Netbooks were a quick success in 2008 thanks to the small formfactor and low price, but Intel’s segment has lately become more and more irrelevant. Most major manufacturers are abondoning the segment and for example Asus is planning to replace the Eee PC netbooks with Transformer tablets.

Intel calls the netbook a ”consumption device,” and were never powerful machines, but just enough to browse the web, reading e-mails, watching movies and generic use. Not far behind the netbook notebooks with normal hardware starting coming down in price to compete with netbooks. Tablets but also smartphones have lately been able to fill the same role as netbooks, but Intel still sees a role for netbooks in developing countries, but manufacturing partners disagrees.

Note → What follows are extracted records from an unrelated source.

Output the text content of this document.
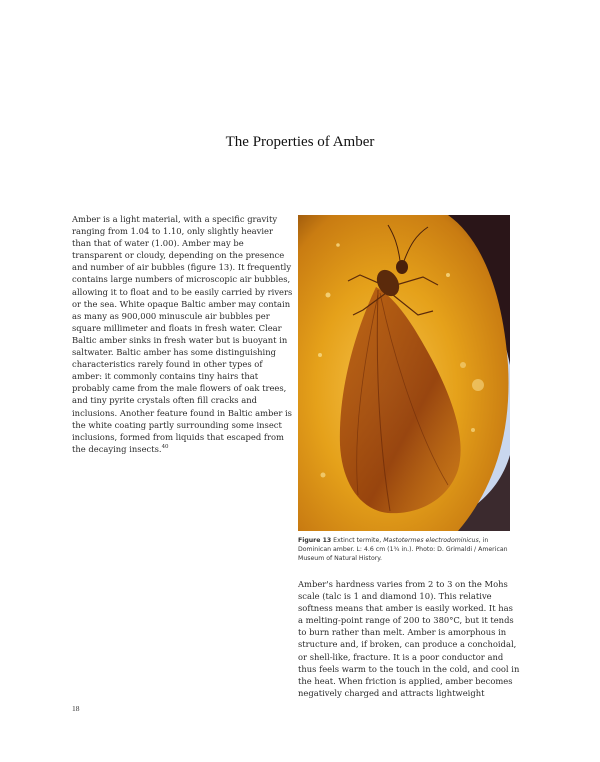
The Properties of Amber
Amber is a light material, with a specific gravity ranging from 1.04 to 1.10, only slightly heavier than that of water (1.00). Amber may be transparent or cloudy, depending on the presence and number of air bubbles (figure 13). It frequently contains large numbers of microscopic air bubbles, allowing it to float and to be easily carried by rivers or the sea. White opaque Baltic amber may contain as many as 900,000 minuscule air bubbles per square millimeter and floats in fresh water. Clear Baltic amber sinks in fresh water but is buoyant in saltwater. Baltic amber has some distinguishing characteristics rarely found in other types of amber: it commonly contains tiny hairs that probably came from the male flowers of oak trees, and tiny pyrite crystals often fill cracks and inclusions. Another feature found in Baltic amber is the white coating partly surrounding some insect inclusions, formed from liquids that escaped from the decaying insects.$^{40}$
Figure 13 Extinct termite, Mastotermes electrodominicus, in Dominican amber. L: 4.6 cm (1¾ in.). Photo: D. Grimaldi / American Museum of Natural History.
Amber's hardness varies from 2 to 3 on the Mohs scale (talc is 1 and diamond 10). This relative softness means that amber is easily worked. It has a melting-point range of 200 to 380°C, but it tends to burn rather than melt. Amber is amorphous in structure and, if broken, can produce a conchoidal, or shell-like, fracture. It is a poor conductor and thus feels warm to the touch in the cold, and cool in the heat. When friction is applied, amber becomes negatively charged and attracts lightweight
18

Digitimes reports that several major actors will scrap their netbooks series. Asus will stop making the Eee PC product series and officially phase out netbooks as soon as stock runs out. Asus is planning to replace netbooks with the Transformer series tablets that comes with a dockable keyboard.

Netbooks soon a thing of the past

Acer has no official plans for netbooks, but based on previous statements this is not a segment it will focus on. Also MSI plans to stop selling netbooks soon. Besides scrapping netbooks, also nettops with Atom will be rare.

As a result the sales of Intel Atom N2600 and N2800 for netbooks and Atom D2700, D2500 and D2550 for nettops are expected to drop with 50 percent in Q4. Next year only Intel and a few minor actors are expected to use the Atom N series, while the Atom D series will be phased out. It will be interesting to see how Intel  will counter this, since the data sheed on Valleyview clearly specified Intel believed Atom had a place in PCs.